1955 Postcard of Cunard R.M.S. “Franconia” with log abstracts


                           Cunard Steam-Ship Co.
R.M.S. “Franconia” Captain D.M. MacLean D.S.C., R.D., R.N.R.
             Quebec to Southampton via Le Harve


1955 August 3-12.  For each day: Miles. Lat. + Long., Weather etc.

Total of 2633 miles in 7days 15 hrs 54 min., avg. speed 14.32 knots.


The RMS Franconia was an ocean liner operated by the Cunard Line from 1922 to 1956. She was second of three liners named Franconia which served the Cunard Line, the others being RMS Franconia built in 1910 and the third Franconia in 1963.

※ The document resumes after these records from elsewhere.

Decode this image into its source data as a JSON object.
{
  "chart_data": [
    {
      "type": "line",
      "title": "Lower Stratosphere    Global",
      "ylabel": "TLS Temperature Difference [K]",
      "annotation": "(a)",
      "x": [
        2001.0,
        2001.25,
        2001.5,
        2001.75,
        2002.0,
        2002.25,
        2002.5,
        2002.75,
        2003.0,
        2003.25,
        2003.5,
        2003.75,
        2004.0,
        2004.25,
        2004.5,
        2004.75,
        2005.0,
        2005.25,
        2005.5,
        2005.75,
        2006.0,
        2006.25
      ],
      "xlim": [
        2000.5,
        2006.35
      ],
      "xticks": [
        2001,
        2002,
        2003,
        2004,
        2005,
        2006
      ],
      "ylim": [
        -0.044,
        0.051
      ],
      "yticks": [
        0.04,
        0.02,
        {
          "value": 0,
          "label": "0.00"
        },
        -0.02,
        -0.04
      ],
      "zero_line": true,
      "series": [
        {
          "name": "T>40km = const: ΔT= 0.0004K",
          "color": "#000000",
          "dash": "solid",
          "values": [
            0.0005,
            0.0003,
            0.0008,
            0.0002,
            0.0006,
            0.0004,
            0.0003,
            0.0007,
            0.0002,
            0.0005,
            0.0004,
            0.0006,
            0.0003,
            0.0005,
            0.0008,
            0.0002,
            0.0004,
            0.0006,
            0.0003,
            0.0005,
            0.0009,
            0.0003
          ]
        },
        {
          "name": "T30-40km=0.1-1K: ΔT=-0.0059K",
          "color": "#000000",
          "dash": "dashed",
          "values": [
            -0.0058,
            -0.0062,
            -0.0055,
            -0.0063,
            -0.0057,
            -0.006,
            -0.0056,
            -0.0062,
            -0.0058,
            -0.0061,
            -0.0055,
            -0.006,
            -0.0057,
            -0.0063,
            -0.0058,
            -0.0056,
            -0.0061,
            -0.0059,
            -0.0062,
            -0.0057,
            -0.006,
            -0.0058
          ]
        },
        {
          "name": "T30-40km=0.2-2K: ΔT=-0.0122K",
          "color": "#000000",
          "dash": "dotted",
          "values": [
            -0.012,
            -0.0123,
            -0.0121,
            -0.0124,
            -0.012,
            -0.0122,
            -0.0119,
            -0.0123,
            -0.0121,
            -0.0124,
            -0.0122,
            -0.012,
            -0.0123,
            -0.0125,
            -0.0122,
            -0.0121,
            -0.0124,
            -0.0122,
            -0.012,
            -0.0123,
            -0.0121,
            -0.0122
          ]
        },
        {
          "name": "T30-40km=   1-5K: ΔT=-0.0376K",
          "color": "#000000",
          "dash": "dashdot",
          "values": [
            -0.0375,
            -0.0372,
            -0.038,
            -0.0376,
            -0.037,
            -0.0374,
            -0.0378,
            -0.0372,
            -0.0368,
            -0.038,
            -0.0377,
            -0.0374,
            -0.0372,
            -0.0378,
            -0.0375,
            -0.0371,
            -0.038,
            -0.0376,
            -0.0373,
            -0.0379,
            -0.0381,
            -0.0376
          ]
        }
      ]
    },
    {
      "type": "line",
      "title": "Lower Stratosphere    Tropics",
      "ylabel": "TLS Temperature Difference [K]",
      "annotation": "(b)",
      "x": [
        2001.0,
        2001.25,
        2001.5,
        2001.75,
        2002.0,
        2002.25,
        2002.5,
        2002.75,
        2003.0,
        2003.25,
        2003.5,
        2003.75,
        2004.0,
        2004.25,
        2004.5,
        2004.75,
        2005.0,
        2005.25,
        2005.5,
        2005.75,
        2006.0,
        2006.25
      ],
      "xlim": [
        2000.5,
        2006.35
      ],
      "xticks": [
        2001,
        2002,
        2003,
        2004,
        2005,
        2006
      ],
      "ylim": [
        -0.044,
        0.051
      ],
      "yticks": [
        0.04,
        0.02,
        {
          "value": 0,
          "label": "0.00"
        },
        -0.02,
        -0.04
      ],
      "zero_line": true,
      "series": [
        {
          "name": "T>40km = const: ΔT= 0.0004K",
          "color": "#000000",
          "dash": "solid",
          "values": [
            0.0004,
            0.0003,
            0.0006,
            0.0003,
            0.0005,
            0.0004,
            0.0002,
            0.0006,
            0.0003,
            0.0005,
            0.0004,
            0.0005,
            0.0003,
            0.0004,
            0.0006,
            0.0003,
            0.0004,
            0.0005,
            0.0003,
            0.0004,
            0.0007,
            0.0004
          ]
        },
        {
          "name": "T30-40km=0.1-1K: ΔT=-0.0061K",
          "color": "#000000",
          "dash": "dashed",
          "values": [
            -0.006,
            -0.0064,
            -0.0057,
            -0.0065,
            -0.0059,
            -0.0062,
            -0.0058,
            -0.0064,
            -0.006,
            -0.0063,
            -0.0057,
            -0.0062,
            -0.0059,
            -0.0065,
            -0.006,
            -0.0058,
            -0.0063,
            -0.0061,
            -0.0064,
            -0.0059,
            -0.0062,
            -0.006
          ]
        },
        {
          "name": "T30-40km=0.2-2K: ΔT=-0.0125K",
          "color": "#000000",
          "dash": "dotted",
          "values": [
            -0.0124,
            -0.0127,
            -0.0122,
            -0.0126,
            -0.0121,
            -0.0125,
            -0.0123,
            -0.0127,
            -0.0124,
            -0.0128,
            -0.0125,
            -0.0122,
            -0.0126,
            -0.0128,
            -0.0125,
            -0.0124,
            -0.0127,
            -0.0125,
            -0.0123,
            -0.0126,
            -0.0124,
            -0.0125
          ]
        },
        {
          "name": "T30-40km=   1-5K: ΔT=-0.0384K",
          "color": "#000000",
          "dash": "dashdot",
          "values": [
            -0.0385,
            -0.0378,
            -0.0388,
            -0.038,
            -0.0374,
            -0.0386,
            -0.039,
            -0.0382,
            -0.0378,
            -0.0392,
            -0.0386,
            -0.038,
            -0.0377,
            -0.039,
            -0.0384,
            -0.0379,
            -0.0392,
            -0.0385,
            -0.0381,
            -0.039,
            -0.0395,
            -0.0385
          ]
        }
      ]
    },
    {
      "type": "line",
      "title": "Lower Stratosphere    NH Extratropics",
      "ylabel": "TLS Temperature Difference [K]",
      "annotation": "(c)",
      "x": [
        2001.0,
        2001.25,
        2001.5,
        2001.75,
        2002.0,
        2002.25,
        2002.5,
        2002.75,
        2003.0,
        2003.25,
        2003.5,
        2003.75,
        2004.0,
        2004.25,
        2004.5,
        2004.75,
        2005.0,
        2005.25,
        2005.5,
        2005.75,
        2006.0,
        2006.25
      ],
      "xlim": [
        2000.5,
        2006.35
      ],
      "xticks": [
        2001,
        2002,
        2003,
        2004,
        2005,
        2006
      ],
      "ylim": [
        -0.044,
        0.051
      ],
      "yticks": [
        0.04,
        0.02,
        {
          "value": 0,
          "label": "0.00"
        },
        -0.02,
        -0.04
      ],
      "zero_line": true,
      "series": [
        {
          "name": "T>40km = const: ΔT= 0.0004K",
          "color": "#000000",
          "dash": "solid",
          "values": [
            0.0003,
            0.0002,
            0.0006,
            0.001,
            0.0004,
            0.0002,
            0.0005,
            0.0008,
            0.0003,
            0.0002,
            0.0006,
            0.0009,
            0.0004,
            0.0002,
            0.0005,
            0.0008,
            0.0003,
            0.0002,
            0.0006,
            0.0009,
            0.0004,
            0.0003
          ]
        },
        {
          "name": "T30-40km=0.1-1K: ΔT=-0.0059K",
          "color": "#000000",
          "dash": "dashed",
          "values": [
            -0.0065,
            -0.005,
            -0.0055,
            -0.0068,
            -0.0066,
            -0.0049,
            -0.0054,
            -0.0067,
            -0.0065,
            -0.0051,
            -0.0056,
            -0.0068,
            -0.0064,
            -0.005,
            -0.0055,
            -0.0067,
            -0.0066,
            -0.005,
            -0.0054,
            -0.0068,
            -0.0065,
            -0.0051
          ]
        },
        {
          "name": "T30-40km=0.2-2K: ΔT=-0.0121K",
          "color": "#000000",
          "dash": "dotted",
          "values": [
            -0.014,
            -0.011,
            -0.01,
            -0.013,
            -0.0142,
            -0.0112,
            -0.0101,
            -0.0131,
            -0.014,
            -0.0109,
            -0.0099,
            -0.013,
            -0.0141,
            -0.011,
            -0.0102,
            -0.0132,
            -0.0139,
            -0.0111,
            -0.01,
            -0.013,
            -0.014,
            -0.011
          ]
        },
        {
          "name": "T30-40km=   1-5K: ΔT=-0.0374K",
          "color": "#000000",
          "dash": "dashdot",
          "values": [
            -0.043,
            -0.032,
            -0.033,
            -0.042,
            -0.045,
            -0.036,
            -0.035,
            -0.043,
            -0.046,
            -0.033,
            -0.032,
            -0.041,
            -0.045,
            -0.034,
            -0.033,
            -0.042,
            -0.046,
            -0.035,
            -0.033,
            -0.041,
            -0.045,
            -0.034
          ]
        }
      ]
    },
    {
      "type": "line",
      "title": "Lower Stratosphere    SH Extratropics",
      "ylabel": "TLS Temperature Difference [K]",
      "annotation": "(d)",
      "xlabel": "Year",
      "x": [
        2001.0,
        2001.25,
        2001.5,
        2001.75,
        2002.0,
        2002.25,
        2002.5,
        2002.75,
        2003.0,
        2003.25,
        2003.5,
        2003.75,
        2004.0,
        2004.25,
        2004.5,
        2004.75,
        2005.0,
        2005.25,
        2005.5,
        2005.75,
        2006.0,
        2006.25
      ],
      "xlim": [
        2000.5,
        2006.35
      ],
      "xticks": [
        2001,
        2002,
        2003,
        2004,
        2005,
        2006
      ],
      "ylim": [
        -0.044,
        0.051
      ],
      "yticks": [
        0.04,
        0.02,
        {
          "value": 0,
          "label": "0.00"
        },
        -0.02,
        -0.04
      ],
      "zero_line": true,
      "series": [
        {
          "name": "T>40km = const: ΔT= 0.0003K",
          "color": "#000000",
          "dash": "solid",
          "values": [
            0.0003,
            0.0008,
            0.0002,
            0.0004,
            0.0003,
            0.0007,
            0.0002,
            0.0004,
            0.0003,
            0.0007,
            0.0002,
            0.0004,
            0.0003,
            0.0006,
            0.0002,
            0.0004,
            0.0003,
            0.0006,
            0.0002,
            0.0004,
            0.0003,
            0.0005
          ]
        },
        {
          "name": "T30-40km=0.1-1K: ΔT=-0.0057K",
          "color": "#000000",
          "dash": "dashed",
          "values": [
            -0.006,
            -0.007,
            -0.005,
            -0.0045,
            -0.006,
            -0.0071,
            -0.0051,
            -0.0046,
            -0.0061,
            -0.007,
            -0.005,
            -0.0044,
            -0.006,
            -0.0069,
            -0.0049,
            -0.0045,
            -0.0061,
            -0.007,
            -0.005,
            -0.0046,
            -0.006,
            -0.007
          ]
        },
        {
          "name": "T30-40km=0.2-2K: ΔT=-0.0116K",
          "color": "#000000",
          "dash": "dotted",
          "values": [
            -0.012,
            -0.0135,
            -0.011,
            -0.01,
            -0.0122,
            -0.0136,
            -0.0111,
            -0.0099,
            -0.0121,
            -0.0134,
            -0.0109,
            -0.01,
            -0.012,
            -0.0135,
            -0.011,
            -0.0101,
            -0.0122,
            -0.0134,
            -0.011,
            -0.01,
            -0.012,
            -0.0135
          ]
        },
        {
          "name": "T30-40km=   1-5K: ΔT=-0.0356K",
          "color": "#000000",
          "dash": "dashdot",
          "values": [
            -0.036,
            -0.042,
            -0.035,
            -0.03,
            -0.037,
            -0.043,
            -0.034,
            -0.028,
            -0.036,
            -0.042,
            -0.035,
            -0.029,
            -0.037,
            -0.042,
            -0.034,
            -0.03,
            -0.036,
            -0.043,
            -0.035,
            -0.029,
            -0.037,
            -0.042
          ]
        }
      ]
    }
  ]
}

In September 1939, she was requisitioned as a troopship after refitting at Liverpool. She had a collision off Malta with the armed merchant cruiser Alcantara, but was repaired in time to take part in the Norwegian campaign. On 16 June 1940, while en route to St Nazaire as part of Operation Ariel (the evacuation of the Second British Expeditionary Force from France), she was damaged by near-misses from German bombs and was escorted back to Liverpool for repairs.

In 1945 she was used as a headquarters ship for Winston Churchill and the British delegation at the Yalta Conference.  

Franconia was returned to Cunard in June 1948 and was refitted on Clydeside; finally resuming passenger service on 2 June 1949 on the Liverpool to Quebec and Liverpool to Halifax routes.In this role, Franconia brought many postwar immigrants and refugees to Canada. The Franconia was retired in 1956 with her fleetmate RMS Ascania.

Fraconia's pre-war around-the-world cruises and distinguished wartime service made her a popular name within Cunard so in 1963, RMS Ivernia was renamed Franconia to continue the name within the company. In recognition of her important Canadian immigration role, Cunard Line gave the builder's model of Franconia to the Maritime Museum of the Atlantic in Halifax, Nova Scotia.